Not wanting a good crisis to go to waste, in April 2022 National Insurance will increase by 2.5% (with 1.25% from employees and 1.25% from employers) and dividend tax will also increase by 1.25%.
The £12billion this will raise is equivalent to increasing income tax by 2%, but the government chose not to do that as all governments hate increasing something as visible as income tax.
Much easier to use the mysterious and widely misunderstood NI instead.
And if you think income tax isn’t increasing, think again. By freezing the personal allowance and higher rate thresholds for four years, it is estimated that 1.3m people will become income taxpayers and 1m will become higher rate taxpayers.
And all this from a Conservative government. It’s difficult to foresee politically where lower taxes will come from, especially with the Labour Party arguing the tax should be raised from landlords instead. (Oh please, haven’t they been hit hard enough lately by George Osborne’s tax changes?)

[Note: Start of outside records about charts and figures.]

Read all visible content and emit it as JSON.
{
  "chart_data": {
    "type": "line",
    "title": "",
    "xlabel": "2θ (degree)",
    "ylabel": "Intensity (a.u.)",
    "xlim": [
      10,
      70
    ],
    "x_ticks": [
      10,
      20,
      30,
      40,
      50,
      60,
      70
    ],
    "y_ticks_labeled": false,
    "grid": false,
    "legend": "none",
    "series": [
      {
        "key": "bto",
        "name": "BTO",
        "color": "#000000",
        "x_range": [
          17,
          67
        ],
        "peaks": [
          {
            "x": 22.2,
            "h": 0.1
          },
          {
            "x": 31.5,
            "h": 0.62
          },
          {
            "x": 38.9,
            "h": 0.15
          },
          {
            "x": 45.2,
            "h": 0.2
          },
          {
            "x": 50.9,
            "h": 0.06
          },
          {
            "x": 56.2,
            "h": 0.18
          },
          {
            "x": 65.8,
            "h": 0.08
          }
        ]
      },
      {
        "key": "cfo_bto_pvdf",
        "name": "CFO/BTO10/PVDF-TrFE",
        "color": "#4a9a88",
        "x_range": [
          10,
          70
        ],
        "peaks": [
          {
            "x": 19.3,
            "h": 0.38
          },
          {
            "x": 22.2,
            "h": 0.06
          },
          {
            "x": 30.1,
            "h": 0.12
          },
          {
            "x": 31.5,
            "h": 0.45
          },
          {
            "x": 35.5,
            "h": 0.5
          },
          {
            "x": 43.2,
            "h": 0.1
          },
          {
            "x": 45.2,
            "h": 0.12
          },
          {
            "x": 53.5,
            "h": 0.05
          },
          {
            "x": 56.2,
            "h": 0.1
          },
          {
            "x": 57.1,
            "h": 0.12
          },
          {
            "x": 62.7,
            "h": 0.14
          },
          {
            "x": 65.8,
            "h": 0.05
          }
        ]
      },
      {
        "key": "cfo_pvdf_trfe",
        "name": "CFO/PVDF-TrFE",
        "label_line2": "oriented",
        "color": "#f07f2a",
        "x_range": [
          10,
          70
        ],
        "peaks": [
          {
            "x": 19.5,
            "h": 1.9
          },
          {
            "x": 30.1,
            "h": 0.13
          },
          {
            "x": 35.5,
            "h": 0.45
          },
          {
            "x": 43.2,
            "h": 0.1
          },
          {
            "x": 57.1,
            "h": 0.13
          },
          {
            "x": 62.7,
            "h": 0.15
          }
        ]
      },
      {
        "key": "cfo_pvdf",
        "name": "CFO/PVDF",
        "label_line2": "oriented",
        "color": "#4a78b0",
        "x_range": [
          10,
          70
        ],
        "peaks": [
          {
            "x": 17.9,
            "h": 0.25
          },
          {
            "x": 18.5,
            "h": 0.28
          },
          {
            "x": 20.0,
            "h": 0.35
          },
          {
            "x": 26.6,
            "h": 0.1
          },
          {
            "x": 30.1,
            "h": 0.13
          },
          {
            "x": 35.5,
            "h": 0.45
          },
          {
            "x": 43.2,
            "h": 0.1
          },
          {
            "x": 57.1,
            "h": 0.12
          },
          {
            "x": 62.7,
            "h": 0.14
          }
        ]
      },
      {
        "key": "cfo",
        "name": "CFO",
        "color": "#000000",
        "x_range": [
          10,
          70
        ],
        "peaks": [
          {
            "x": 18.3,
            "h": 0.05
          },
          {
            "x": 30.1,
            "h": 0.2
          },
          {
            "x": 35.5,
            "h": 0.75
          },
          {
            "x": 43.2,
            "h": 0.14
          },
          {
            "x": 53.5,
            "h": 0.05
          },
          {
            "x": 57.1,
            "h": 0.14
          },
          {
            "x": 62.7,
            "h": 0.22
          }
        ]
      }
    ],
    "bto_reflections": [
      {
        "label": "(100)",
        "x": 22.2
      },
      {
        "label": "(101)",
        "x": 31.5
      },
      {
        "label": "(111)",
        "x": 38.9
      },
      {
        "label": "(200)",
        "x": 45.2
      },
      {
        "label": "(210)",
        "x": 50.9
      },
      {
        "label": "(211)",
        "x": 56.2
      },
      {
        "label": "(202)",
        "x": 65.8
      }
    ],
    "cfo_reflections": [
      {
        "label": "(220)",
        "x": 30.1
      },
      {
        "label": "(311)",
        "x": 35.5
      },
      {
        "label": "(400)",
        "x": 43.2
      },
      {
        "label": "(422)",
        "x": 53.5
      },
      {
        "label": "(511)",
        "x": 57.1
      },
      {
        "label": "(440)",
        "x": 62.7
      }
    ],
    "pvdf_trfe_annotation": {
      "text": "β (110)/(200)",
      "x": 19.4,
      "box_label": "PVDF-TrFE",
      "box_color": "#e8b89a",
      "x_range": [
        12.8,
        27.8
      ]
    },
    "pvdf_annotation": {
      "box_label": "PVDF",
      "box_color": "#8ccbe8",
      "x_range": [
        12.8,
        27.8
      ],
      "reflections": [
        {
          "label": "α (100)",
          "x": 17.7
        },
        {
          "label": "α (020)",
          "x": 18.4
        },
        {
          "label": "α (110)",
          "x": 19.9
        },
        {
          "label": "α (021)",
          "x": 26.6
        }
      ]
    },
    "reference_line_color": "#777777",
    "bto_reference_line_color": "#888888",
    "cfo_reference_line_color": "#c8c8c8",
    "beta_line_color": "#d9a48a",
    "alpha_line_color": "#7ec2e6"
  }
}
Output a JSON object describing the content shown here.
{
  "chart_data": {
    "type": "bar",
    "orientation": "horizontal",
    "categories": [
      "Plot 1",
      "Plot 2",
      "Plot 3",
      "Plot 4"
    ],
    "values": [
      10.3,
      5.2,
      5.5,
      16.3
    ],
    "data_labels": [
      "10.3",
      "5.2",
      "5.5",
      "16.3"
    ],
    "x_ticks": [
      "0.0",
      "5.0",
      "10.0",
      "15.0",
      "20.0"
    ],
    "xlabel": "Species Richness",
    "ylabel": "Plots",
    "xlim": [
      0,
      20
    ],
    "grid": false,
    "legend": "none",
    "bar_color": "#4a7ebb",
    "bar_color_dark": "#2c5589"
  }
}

In April 2023 the new NI levy will be separately identified on payslips. I do wonder if future governments will see fit to keep increasing this levy as it taps into our emotional attachment to the NHS?
So the question again is, what can you do?

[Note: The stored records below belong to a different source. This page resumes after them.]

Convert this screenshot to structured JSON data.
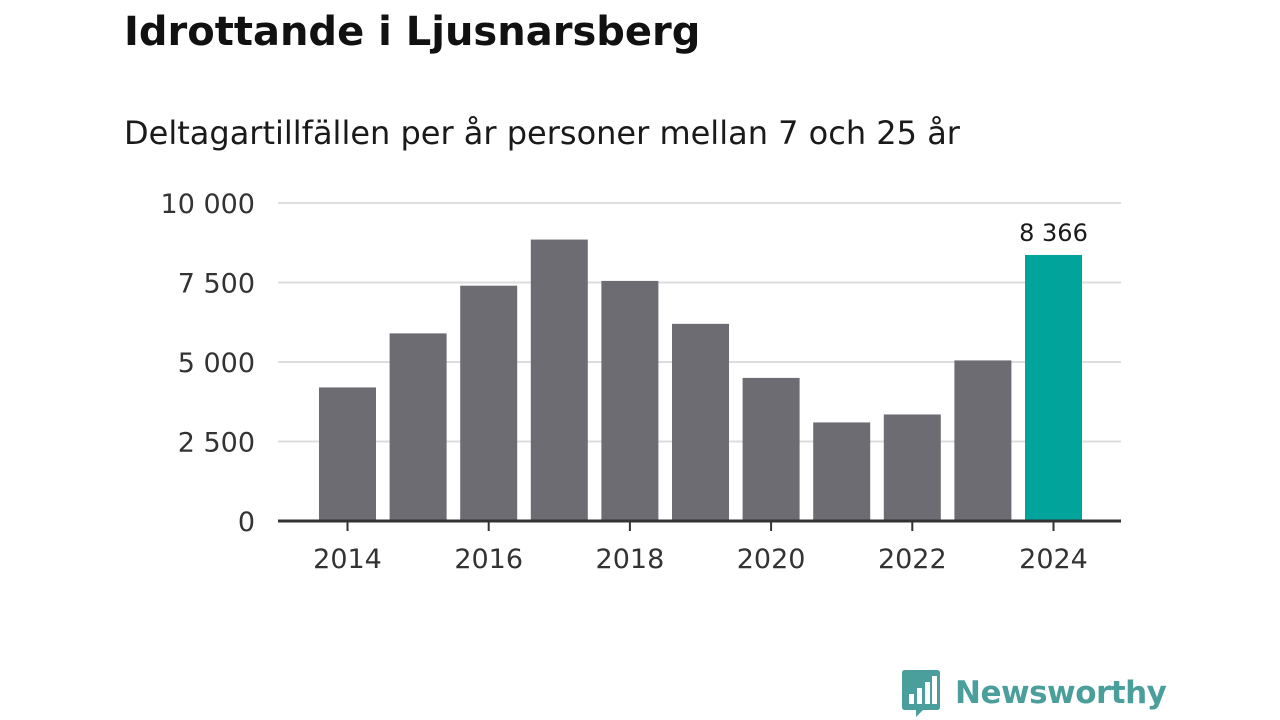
{
  "title": "Idrottande i Ljusnarsberg",
  "subtitle": "Deltagartillfällen per år personer mellan 7 och 25 år",
  "brand": {
    "name": "Newsworthy",
    "icon": "bar-chart-bubble-icon",
    "color": "#4a9e9b"
  },
  "colors": {
    "bar": "#6d6c73",
    "highlight": "#00a49a",
    "grid": "#dddddd",
    "axis": "#333333",
    "text": "#333333"
  },
  "chart_data": {
    "type": "bar",
    "title": "Idrottande i Ljusnarsberg",
    "subtitle": "Deltagartillfällen per år personer mellan 7 och 25 år",
    "xlabel": "",
    "ylabel": "",
    "categories": [
      "2014",
      "2015",
      "2016",
      "2017",
      "2018",
      "2019",
      "2020",
      "2021",
      "2022",
      "2023",
      "2024"
    ],
    "values": [
      4200,
      5900,
      7400,
      8850,
      7550,
      6200,
      4500,
      3100,
      3350,
      5050,
      8366
    ],
    "highlight_index": 10,
    "highlight_label": "8 366",
    "ylim": [
      0,
      10000
    ],
    "y_ticks": [
      0,
      2500,
      5000,
      7500,
      10000
    ],
    "y_tick_labels": [
      "0",
      "2 500",
      "5 000",
      "7 500",
      "10 000"
    ],
    "x_tick_labels": [
      "2014",
      "",
      "2016",
      "",
      "2018",
      "",
      "2020",
      "",
      "2022",
      "",
      "2024"
    ],
    "grid": true,
    "legend": "none"
  }
}
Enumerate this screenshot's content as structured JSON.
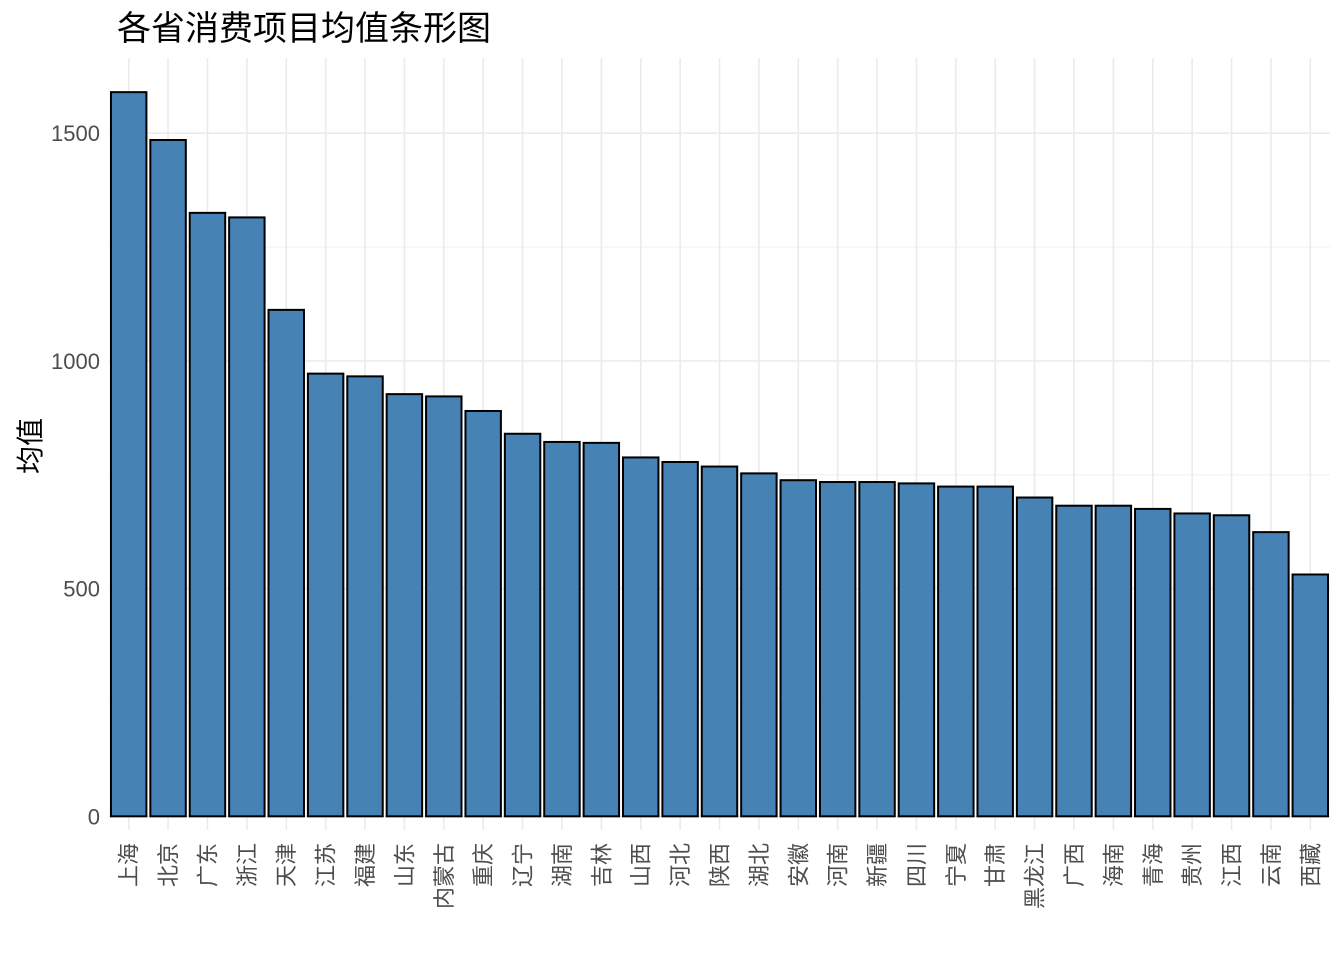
{
  "chart_data": {
    "type": "bar",
    "title": "各省消费项目均值条形图",
    "xlabel": "",
    "ylabel": "均值",
    "categories": [
      "上海",
      "北京",
      "广东",
      "浙江",
      "天津",
      "江苏",
      "福建",
      "山东",
      "内蒙古",
      "重庆",
      "辽宁",
      "湖南",
      "吉林",
      "山西",
      "河北",
      "陕西",
      "湖北",
      "安徽",
      "河南",
      "新疆",
      "四川",
      "宁夏",
      "甘肃",
      "黑龙江",
      "广西",
      "海南",
      "青海",
      "贵州",
      "江西",
      "云南",
      "西藏"
    ],
    "values": [
      1590,
      1485,
      1325,
      1315,
      1112,
      972,
      966,
      927,
      922,
      890,
      840,
      822,
      820,
      788,
      778,
      768,
      753,
      738,
      734,
      734,
      731,
      724,
      724,
      700,
      682,
      682,
      675,
      665,
      661,
      624,
      531
    ],
    "ylim": [
      -30,
      1665
    ],
    "yticks": [
      0,
      500,
      1000,
      1500
    ],
    "grid": true,
    "legend": "none",
    "bar_color": "#4682B4",
    "bar_edge_color": "#000000"
  }
}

The main message from my earlier blog still stands; keep maximising all the current tax advantages because you never know how much longer they will last.
The enormous costs of the pandemic can easily be used by the current and future governments to justify a range of tax changes that they see fit to impose.
One day a future government might dust off their reading on the Laffer Curve and decide to lower taxes and argue that the businesses, jobs, enterprise, and higher spending this encourages will actually result in more cash being received by HM Treasury?